Pursuant to the agreement, the $6.05 billion consideration consists of $5.825 billion in cash and an earn-out of up to $225 million based on meeting certain EBITDA targets in 2022 and 2023.
“This transaction is transformative in accelerating the delivery of our stated strategy to optimize our portfolio, aggressively de-lever our balance sheet and position us to invest in future growth,” Barry Cottle, President and Chief Executive Officer of Scientific Games said in the press release.
According to the press release, Scientific Games Lottery business is “a leading, diversified global lottery partner” for 130 government and non-government entities in more than 50 countries providing a “suite of turn-key solutions covering the entire lottery system,” including instant and terminal-generated lottery games, sports betting, lottery systems, and the iLottery market, among others. Scientific Games stated that its lottery business is the market leader for instant games. Meanwhile, alternative asset management company Brookfield Asset Management entity Brookfield Business Partners is the business services and industrial operations vehicle for its parent company.
“We are pleased to continue to grow our business with the acquisition of a market leader and essential service provider to governments around the world,” David Nowak, Managing Partner, Brookfield Business Partners, said in a statement. “We look forward to partnering with management and bringing our global scale and capabilities to support Scientific Games Lottery’s future growth.”
For Brookfield, the investment was attractive because of Scientific Games Lottery’s strong market position, operation in a resilient industry with good margins and low ongoing capital requirements, favorable market dynamics such as its ability to meet regulatory frameworks and the available growth opportunities, according to information provided by Brookfield.
Las Vegas-based Scientific Games has been divesting assets after reaching $8.2 billion in net debt as of June 30, 2021 compared to $8.5 billion the year before. In 2021, the net debt leverage ratio was 7.2, according to company financials. In September it announced it was selling its sports betting division, OpenBet, to Endeavor Group Holdings for a $1.2 billion cash and stock deal. In June, the company announced its plans to divest its lottery and sports betting businesses to de-lever and position the company for enhanced growth, while focusing on content and digital markets.

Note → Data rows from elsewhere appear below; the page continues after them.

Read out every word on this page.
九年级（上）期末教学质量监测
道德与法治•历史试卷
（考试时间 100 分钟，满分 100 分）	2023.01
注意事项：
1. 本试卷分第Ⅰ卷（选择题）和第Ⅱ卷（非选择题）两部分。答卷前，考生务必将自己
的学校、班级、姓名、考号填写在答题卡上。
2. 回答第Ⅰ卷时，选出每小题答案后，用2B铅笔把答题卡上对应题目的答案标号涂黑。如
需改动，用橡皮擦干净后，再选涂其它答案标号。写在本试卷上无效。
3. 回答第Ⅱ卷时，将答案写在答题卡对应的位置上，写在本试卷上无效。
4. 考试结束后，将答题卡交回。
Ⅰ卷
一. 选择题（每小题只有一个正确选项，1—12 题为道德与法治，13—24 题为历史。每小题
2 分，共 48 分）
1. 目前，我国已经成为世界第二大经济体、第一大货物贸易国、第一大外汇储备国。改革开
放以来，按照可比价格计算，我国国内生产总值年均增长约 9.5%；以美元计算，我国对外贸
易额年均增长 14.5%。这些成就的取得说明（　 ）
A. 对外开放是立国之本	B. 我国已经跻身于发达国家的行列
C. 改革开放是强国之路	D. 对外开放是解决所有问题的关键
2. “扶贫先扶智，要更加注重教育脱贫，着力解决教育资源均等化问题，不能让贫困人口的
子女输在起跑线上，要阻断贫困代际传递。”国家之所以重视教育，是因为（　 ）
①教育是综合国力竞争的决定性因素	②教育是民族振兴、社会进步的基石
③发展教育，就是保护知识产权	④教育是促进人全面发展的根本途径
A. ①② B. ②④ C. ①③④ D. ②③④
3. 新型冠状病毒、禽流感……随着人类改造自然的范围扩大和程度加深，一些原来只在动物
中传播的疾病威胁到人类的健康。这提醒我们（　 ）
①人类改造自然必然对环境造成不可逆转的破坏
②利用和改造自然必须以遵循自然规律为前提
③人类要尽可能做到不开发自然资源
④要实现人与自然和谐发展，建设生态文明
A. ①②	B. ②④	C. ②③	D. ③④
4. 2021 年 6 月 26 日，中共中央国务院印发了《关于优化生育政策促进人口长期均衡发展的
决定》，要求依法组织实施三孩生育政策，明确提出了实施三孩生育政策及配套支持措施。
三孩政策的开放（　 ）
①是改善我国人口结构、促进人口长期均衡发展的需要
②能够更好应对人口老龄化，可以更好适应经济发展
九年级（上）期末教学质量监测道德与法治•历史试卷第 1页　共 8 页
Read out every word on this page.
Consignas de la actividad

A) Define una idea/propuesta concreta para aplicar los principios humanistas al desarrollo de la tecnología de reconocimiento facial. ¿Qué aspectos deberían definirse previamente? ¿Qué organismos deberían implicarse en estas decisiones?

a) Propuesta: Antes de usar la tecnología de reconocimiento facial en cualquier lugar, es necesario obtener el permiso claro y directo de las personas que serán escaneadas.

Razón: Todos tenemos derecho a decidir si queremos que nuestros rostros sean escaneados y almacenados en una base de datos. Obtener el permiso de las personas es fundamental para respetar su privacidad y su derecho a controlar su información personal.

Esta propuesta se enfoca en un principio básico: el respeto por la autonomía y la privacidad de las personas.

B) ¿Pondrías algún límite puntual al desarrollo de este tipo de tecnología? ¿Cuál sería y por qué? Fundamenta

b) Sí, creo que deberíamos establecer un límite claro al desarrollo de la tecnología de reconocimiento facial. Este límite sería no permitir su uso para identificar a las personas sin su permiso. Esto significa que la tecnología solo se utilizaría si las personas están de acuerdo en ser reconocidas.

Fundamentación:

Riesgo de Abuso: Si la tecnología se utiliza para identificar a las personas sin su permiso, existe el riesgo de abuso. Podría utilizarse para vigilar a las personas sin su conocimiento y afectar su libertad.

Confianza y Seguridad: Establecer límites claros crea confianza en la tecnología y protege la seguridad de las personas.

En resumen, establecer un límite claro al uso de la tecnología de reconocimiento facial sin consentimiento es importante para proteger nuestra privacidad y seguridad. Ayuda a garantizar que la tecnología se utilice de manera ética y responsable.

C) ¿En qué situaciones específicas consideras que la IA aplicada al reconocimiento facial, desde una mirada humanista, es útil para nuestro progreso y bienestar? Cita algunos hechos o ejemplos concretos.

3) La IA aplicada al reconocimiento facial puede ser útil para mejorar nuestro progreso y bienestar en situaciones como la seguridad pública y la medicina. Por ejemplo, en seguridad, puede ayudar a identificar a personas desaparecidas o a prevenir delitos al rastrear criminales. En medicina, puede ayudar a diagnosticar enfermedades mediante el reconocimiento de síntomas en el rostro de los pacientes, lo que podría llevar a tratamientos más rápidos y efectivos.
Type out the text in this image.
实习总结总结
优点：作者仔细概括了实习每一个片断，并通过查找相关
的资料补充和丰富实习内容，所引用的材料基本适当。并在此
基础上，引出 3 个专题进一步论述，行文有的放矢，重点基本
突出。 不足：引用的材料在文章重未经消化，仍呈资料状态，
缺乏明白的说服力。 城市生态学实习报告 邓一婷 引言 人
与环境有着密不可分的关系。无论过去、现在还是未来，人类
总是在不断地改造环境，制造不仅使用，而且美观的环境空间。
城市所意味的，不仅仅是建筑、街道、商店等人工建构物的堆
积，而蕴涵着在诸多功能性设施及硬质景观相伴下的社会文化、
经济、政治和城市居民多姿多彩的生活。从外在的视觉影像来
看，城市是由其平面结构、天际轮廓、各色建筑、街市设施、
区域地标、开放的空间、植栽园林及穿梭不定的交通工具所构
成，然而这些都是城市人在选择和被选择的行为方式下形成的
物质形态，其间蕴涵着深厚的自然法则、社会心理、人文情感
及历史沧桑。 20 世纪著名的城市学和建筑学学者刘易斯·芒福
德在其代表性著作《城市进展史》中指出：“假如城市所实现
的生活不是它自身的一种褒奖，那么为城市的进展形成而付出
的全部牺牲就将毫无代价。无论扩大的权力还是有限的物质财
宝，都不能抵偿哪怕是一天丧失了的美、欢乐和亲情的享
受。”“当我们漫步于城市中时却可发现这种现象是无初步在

Both parties to the transaction saw a slight uptick to their stock price in the day after the announcement of the deal.
Scientific Games is represented by Cravath, Swaine & Moore LLP. Brookfield is represented by Cleary Gottlieb Steen & Hamilton LLP.
Brookfield will use about $2.6 billion of equity for the transaction, funding 30% itself with the rest coming from institutional partners.
The deal is expected to close in Q2 2022 pending regulatory approval and customary closing conditions.